Hitachi does really well. There is an initial die-off of Western Digital drives, and then they are nice and stable. The Seagate drives start strong, but die off at a consistently higher rate, with a burst of deaths near the 20-month mark.

Having said that, you’ll notice that even after 3 years, by far most of the drives are still operating.

Yes, but notice, too, that if you have four computers with Seagate drives, you should not expect the data on one of them to be there in three years’ time. And, quite possibly, not there by the Christmas after next.

The drives that just don’t work in our environment are Western Digital Green 3TB drives and Seagate LP (low power) 2TB drives. Both of these drives start accumulating errors as soon as they are put into production. We think this is related to vibration.

and

The good pricing on Seagate drives along with the consistent, but not great, performance is why we have a lot of them.

If the price were right, we would be buying nothing but Hitachi drives. They have been rock solid, and have had a remarkably low failure rate.

and

We are focusing on 4TB drives for new pods. For these, our current favorite is the Seagate Desktop HDD.15 (ST4000DM000). We’ll have to keep an eye on them, though.

Excellent stuff, and worth reading in more detail, especially if longevity is important to you. It’s tempting to fill old drives with data and put them on the shelf as archival backups, but this would suggest that you should only use new drives for that!

Oh, and if you’re wondering about which SSDs to buy, this report suggests that Intel ones are pretty good.
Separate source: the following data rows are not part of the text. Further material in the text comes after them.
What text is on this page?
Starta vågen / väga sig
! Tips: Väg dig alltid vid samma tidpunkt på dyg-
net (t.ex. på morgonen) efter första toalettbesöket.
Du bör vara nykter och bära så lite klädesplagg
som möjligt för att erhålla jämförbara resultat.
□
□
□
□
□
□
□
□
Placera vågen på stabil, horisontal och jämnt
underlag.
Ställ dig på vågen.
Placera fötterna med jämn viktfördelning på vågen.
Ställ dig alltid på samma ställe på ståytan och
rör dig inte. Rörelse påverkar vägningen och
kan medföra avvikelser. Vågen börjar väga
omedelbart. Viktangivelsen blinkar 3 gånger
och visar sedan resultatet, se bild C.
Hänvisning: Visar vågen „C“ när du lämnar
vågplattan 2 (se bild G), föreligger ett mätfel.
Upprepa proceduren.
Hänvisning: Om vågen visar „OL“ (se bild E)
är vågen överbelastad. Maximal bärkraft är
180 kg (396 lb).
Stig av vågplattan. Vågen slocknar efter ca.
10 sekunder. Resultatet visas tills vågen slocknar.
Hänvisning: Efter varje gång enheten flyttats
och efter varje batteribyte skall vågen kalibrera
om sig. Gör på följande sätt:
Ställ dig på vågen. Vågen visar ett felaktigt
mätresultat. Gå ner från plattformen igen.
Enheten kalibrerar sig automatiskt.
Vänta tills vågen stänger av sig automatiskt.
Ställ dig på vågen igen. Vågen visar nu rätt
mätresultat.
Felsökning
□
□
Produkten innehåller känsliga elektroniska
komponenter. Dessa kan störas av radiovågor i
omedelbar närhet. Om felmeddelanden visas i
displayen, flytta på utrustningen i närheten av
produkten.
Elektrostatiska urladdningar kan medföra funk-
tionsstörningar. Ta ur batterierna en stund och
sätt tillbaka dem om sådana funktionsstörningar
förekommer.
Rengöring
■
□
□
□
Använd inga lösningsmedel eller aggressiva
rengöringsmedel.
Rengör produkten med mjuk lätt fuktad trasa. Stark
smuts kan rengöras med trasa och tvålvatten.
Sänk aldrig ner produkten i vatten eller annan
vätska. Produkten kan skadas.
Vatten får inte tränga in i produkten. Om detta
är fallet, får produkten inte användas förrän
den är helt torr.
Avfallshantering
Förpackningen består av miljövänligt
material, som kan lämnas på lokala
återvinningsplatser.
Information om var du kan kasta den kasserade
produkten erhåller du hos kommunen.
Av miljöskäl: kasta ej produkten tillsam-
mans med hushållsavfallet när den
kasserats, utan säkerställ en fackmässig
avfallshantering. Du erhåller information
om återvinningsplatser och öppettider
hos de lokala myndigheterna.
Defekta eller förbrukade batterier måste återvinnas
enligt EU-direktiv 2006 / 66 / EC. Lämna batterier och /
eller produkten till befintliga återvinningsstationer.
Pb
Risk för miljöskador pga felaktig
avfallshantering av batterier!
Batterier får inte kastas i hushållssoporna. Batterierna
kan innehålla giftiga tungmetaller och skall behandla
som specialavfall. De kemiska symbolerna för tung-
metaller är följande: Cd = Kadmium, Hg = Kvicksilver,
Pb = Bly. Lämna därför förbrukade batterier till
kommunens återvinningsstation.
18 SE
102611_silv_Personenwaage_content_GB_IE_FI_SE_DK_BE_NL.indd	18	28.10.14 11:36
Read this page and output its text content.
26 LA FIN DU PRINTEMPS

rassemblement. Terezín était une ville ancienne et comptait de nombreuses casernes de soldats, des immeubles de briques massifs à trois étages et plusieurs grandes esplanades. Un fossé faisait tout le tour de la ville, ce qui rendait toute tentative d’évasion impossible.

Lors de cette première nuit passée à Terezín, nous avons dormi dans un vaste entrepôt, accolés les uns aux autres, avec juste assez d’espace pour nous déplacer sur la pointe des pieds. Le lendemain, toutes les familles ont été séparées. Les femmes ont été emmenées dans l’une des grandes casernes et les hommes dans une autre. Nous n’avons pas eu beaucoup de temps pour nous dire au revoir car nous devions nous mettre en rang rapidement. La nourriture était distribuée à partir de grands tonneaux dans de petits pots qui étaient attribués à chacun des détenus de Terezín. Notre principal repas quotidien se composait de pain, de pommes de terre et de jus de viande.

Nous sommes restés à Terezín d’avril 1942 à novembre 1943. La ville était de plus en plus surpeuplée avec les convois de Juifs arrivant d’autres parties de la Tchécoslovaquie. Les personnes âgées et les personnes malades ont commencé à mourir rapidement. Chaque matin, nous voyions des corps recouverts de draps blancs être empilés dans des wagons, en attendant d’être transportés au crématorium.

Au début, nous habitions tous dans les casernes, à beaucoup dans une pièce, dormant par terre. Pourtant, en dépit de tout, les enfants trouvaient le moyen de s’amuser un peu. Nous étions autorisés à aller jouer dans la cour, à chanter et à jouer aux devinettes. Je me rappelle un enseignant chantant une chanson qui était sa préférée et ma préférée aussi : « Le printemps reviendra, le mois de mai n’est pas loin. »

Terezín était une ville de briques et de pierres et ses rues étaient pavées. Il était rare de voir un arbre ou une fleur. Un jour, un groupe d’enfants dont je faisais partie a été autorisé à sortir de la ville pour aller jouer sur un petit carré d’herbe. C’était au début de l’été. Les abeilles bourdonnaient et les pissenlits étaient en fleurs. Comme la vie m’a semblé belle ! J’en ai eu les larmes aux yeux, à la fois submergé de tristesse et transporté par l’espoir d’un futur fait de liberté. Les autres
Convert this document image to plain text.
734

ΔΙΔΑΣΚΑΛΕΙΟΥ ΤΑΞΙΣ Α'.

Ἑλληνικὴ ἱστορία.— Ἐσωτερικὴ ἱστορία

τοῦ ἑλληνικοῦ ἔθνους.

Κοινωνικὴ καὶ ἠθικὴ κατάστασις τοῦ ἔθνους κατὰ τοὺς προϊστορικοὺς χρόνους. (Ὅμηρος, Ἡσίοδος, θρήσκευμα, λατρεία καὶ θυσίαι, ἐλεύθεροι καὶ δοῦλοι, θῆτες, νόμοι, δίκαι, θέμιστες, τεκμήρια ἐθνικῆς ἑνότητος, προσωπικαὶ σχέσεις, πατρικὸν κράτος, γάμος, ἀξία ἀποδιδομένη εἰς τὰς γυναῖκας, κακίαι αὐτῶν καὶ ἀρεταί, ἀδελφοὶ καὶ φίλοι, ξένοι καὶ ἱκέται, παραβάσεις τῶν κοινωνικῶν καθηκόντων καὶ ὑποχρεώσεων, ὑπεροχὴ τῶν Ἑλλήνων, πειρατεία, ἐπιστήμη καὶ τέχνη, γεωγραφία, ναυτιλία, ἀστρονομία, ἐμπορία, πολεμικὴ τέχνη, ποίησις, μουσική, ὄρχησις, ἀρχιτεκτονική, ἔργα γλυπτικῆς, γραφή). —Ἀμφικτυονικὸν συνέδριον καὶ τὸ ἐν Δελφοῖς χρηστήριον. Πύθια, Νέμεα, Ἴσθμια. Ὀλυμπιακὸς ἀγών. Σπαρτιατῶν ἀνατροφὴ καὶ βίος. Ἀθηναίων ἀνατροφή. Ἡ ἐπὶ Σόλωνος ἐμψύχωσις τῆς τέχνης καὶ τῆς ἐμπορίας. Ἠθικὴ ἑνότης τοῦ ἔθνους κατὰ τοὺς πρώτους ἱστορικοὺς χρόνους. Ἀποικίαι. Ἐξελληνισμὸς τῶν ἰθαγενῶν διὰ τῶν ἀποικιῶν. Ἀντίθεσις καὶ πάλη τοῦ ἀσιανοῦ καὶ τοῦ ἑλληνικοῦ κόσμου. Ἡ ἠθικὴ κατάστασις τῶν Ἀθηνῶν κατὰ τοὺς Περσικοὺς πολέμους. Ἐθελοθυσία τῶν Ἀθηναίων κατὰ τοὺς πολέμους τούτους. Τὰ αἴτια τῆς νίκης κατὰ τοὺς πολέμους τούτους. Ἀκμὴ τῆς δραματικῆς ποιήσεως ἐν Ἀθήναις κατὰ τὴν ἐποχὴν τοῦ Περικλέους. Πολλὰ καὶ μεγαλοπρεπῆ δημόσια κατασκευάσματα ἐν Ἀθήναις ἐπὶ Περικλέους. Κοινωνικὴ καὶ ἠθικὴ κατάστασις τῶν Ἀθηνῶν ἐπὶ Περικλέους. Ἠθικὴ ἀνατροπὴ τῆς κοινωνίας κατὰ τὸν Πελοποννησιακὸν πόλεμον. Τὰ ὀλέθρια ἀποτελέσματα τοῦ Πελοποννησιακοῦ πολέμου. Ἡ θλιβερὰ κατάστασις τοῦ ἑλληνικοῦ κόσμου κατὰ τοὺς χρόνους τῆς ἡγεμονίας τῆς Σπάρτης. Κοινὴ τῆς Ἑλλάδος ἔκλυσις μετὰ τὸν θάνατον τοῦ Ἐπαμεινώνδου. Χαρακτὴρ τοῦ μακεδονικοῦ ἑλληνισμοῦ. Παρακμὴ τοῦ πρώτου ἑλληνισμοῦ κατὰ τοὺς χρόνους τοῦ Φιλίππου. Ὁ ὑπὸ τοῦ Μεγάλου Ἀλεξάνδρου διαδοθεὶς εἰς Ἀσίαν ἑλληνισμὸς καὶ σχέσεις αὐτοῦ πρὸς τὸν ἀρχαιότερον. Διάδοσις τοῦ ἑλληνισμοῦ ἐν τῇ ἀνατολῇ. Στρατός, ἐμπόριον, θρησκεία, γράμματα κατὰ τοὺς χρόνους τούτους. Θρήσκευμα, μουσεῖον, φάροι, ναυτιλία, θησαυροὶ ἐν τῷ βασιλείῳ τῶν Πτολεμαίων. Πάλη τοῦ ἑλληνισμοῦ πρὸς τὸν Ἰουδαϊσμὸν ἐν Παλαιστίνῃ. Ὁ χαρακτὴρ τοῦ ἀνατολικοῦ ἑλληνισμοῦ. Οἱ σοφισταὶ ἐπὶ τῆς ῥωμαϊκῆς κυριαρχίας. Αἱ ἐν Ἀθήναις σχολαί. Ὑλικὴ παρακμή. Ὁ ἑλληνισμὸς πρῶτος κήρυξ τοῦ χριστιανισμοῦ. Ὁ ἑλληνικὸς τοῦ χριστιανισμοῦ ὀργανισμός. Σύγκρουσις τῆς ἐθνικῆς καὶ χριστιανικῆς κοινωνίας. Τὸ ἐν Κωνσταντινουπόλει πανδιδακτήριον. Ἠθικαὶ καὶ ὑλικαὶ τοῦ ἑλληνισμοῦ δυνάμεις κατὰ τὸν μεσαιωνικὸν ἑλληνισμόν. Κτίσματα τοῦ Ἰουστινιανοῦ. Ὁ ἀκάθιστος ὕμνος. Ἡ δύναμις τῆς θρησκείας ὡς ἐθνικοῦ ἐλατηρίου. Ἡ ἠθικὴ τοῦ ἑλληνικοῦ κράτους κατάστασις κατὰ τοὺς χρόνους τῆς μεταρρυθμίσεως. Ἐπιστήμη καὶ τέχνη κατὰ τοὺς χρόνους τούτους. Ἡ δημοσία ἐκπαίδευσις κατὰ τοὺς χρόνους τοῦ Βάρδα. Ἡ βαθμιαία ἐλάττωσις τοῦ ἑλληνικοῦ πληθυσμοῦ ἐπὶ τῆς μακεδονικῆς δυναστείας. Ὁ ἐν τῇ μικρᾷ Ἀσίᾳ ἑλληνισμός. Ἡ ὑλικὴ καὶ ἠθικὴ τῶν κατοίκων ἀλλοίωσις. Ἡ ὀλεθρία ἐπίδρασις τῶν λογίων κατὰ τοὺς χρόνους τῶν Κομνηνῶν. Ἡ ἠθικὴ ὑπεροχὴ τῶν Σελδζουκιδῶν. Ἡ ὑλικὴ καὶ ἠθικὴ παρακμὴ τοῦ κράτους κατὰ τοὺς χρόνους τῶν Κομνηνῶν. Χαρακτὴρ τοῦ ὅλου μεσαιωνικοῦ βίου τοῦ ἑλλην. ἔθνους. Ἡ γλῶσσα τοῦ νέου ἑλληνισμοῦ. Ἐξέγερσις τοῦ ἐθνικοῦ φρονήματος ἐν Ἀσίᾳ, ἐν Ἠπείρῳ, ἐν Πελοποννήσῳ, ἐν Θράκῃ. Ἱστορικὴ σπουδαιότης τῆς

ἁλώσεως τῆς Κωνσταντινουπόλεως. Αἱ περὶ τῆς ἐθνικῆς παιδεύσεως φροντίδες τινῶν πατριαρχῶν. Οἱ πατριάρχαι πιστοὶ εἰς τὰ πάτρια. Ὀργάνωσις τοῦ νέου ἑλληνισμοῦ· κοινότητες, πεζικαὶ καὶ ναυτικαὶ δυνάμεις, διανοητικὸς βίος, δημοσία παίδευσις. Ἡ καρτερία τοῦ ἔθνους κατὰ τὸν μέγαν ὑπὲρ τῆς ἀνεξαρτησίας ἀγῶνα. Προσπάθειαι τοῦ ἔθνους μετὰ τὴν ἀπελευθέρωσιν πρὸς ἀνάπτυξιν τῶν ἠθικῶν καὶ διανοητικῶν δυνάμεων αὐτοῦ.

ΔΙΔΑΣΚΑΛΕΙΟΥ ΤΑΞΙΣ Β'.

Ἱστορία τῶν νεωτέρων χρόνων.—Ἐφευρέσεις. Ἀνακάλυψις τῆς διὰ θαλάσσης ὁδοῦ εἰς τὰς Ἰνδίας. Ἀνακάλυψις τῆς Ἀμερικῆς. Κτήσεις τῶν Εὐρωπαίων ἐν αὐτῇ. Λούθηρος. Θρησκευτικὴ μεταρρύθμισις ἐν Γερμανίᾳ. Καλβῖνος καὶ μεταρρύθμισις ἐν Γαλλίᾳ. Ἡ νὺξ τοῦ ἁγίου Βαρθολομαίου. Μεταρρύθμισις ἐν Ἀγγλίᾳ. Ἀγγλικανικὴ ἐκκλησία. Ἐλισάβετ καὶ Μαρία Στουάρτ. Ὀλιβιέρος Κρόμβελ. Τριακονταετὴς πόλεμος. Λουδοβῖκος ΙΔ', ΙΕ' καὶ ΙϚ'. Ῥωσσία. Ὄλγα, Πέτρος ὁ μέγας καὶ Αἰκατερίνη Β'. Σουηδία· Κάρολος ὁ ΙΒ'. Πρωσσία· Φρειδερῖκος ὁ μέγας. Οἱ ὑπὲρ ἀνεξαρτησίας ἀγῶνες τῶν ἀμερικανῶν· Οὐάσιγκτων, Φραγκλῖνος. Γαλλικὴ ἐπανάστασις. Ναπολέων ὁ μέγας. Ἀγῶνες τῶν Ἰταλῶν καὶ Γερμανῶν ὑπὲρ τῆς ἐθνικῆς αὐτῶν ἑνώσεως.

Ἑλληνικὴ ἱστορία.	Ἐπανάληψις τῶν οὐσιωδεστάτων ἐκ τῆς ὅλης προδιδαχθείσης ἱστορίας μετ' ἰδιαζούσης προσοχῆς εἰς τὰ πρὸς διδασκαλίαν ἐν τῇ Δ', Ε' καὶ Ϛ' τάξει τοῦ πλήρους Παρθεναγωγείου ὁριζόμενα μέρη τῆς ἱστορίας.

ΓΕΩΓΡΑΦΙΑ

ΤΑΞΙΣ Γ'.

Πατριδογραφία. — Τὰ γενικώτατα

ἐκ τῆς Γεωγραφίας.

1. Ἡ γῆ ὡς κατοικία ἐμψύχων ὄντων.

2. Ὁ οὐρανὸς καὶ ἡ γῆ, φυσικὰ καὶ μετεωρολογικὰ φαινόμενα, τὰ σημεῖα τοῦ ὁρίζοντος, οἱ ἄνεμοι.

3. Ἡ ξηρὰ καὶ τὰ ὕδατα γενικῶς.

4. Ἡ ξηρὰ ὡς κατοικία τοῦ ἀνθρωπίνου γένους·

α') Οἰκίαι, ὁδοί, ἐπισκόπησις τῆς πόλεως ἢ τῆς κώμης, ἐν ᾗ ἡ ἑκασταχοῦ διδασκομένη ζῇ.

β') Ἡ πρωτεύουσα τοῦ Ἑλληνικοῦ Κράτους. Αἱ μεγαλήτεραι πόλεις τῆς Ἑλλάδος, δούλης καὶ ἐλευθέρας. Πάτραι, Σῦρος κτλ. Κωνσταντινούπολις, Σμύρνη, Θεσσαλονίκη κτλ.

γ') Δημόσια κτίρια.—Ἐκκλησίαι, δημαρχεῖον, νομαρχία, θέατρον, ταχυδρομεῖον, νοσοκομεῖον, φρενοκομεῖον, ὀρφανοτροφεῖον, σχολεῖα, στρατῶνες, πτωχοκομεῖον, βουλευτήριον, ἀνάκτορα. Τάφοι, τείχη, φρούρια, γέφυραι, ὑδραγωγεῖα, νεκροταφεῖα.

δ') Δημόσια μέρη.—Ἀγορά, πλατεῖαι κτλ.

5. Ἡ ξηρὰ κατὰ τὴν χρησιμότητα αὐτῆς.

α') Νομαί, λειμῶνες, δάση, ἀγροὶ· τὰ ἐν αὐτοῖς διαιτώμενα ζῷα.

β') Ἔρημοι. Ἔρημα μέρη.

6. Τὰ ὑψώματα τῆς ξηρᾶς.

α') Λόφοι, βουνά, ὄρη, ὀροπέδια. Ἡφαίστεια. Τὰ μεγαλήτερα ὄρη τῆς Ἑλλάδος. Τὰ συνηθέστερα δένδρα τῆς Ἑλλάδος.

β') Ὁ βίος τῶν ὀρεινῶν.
Update: Thanks to Dominic Plunkett for the Backblaze link, and for Rip Sohan for a link in the comments to the TweakTown article that attempts (with some, but not a great deal, of success) to debunk some of this. The previous article I mentioned above links to an older Google study which didn’t distinguish between manufacturers and models, but did say that there was a correlation between them and the failure rates. It also catalogued failure rates not too dissimilar to the Backblaze ones after 3 or so years, so the general implication for home archiving remains!